The catch is that priests are already fully committed to their ministry, indeed they are usually over-worked. They don’t have time to research these issues in sufficient depth to form a defensible opinion. Moreover, their inherent talents and interests generally lie in other areas, such as working with people.

One of the themes of this blog site is that secular leadership is not actually providing leadership. The reason for this failure is that any effective response requires that we all make substantial sacrifices in our material standard of living. Yet any politician who talks this way soon becomes an ex-politician. This provides a wonderful opportunity for the church to provide leadership.

Another theme is that we need to “Understand and Tell the Truth”. This is hard, very hard. The issues we discuss are extraordinarily complex and difficult to understand. Church leaders simply do not have the time, nor usually the background, to carry out the needed research.

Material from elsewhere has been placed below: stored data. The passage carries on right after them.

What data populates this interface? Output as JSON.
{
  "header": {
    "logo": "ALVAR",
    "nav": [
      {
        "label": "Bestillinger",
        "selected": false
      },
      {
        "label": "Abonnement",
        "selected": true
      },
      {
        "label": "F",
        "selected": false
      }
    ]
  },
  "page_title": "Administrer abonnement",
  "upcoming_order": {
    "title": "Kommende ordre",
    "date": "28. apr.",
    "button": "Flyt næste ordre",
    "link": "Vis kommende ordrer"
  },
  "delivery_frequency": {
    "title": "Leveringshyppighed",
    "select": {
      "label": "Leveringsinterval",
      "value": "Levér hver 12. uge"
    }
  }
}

So how are priests and other church leaders to become educated in Age of Limits issues such that they can provide credible leadership? Maybe one approach would be to develop an academy in which people of faith provide an honest and rational explanation as to what is taking place. They would not fall into the trap of “other-sideism” — they would provide clear direction for the faith community. This does not mean that their opinions would always be correct, of course. Discourse would be necessary. But such discourse would avoid hopium and wishful thinking. It would also try to see the truth in a society which is awash in fake news, truthiness, advertising, factoids and outright propaganda. The discourse would be based on an understanding that we cannot negotiate with the laws of physics and thermodynamics.